If you want a hook-up, ask.

If you want to date, ask.

If you want head. If you want anal. If you want cuckolding. If you want age-play. If you want D/s. If you want ball-busting. If you want a threesome. 

Just ask.

Do yourself a favor and learn the best ways to ask. There are groups for people looking for most things. There are groups and services for people looking for threesomes and hook-ups and dates. There are groups and services where you can trade nudes or dirty talk with people. There are groups and services for people into ball-busting and cuckolding. There are munches for age-play and D/s. Search in places where others are searching for the same thing; you're much more likely to find what you're looking for there. 

After all, you wouldn't go up to a stranger and ask for a job. You wouldn't apply to a retail store for a medical position. You wouldn't randomly try to sell your car to your waitress. 

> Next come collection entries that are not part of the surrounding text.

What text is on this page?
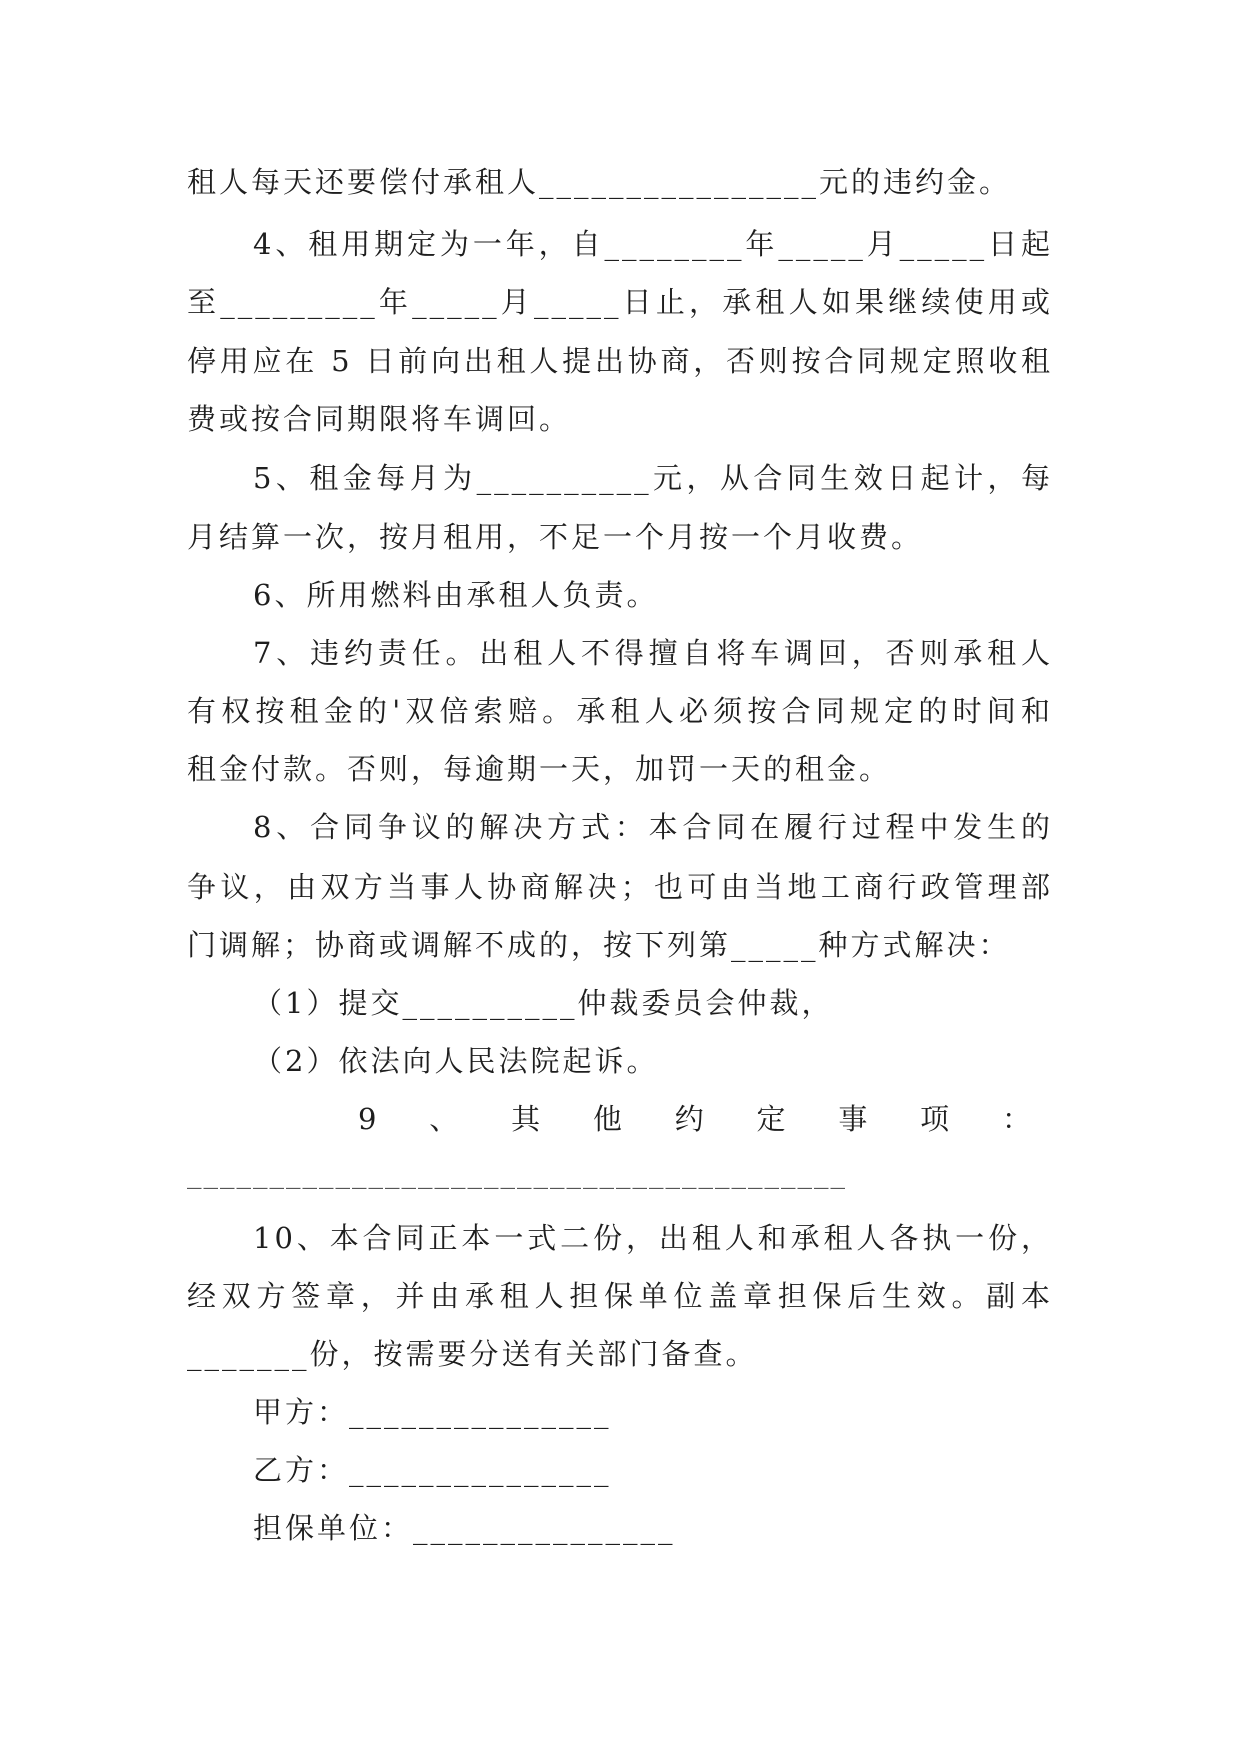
租人每天还要偿付承租人________________元的违约金。
4、租用期定为一年，自________年_____月_____日起
至_________年_____月_____日止，承租人如果继续使用或
停用应在 5 日前向出租人提出协商，否则按合同规定照收租
费或按合同期限将车调回。
5、租金每月为__________元，从合同生效日起计，每
月结算一次，按月租用，不足一个月按一个月收费。
6、所用燃料由承租人负责。
7、违约责任。出租人不得擅自将车调回，否则承租人
有权按租金的'双倍索赔。承租人必须按合同规定的时间和
租金付款。否则，每逾期一天，加罚一天的租金。
8、合同争议的解决方式：本合同在履行过程中发生的
争议，由双方当事人协商解决；也可由当地工商行政管理部
门调解；协商或调解不成的，按下列第_____种方式解决：
（1）提交__________仲裁委员会仲裁，
（2）依法向人民法院起诉。
9、其他约定事项：
________________________________________
10、本合同正本一式二份，出租人和承租人各执一份，
经双方签章，并由承租人担保单位盖章担保后生效。副本
_______份，按需要分送有关部门备查。
甲方：_______________
乙方：_______________
担保单位：_______________
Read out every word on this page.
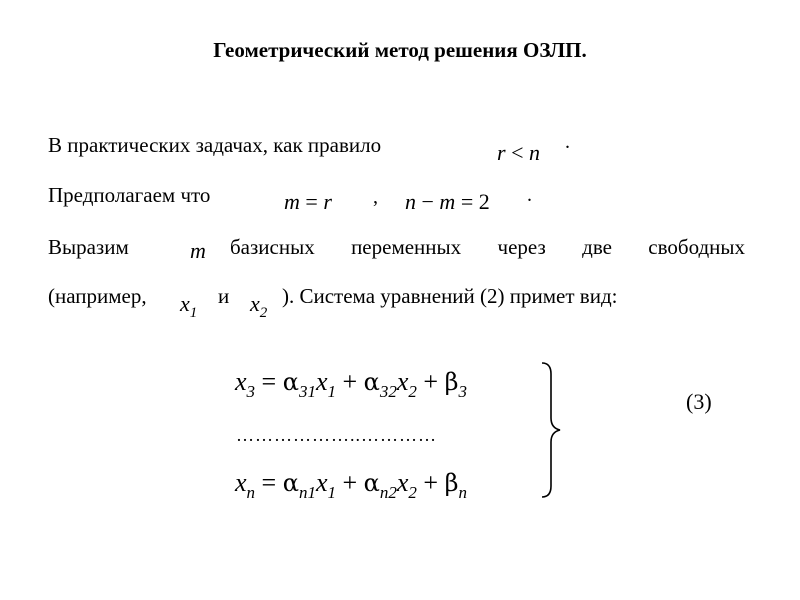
Геометрический метод решения ОЗЛП.
В практических задачах, как правило	r < n .
Предполагаем что	m = r , n − m = 2 .
Выразим	m базисных переменных через две свободных
(например, $x_1$
и $x_2$
). Система уравнений (2) примет вид:
$x_3 = \alpha_{31}x_1 + \alpha_{32}x_2 + \beta_3$
………………..…………
$x_n = \alpha_{n1}x_1 + \alpha_{n2}x_2 + \beta_n$
(3)
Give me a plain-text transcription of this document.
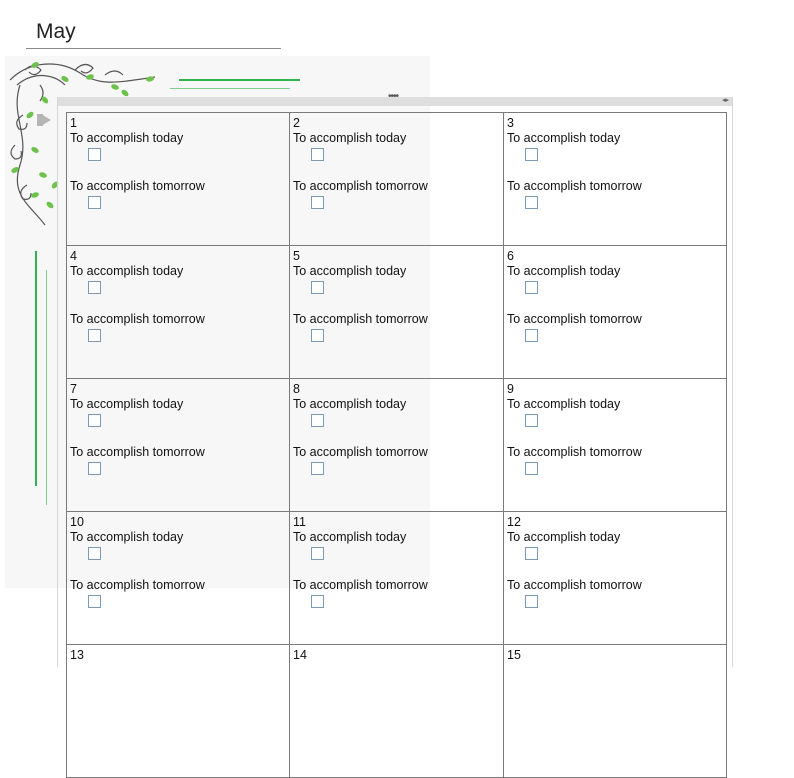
May
••••	◂▸
1
To accomplish today
To accomplish tomorrow	2
To accomplish today
To accomplish tomorrow	3
To accomplish today
To accomplish tomorrow

4
To accomplish today
To accomplish tomorrow	5
To accomplish today
To accomplish tomorrow	6
To accomplish today
To accomplish tomorrow

7
To accomplish today
To accomplish tomorrow	8
To accomplish today
To accomplish tomorrow	9
To accomplish today
To accomplish tomorrow

10
To accomplish today
To accomplish tomorrow	11
To accomplish today
To accomplish tomorrow	12
To accomplish today
To accomplish tomorrow

13	14	15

If you already know what you want, look for someone looking for you. Who is already looking for what you have to offer. Who actively wants what you have to give. It's how we treat every other aspect of our lives. I promise, sex and love can work the same way. 

So very little in life is guaranteed, so set yourself up for success as much as you can.

And, finally, understand that, by asking, all you're requesting is an answer. 

No one owes you an answer. 

And, certainly, no one owes you the one you want to hear.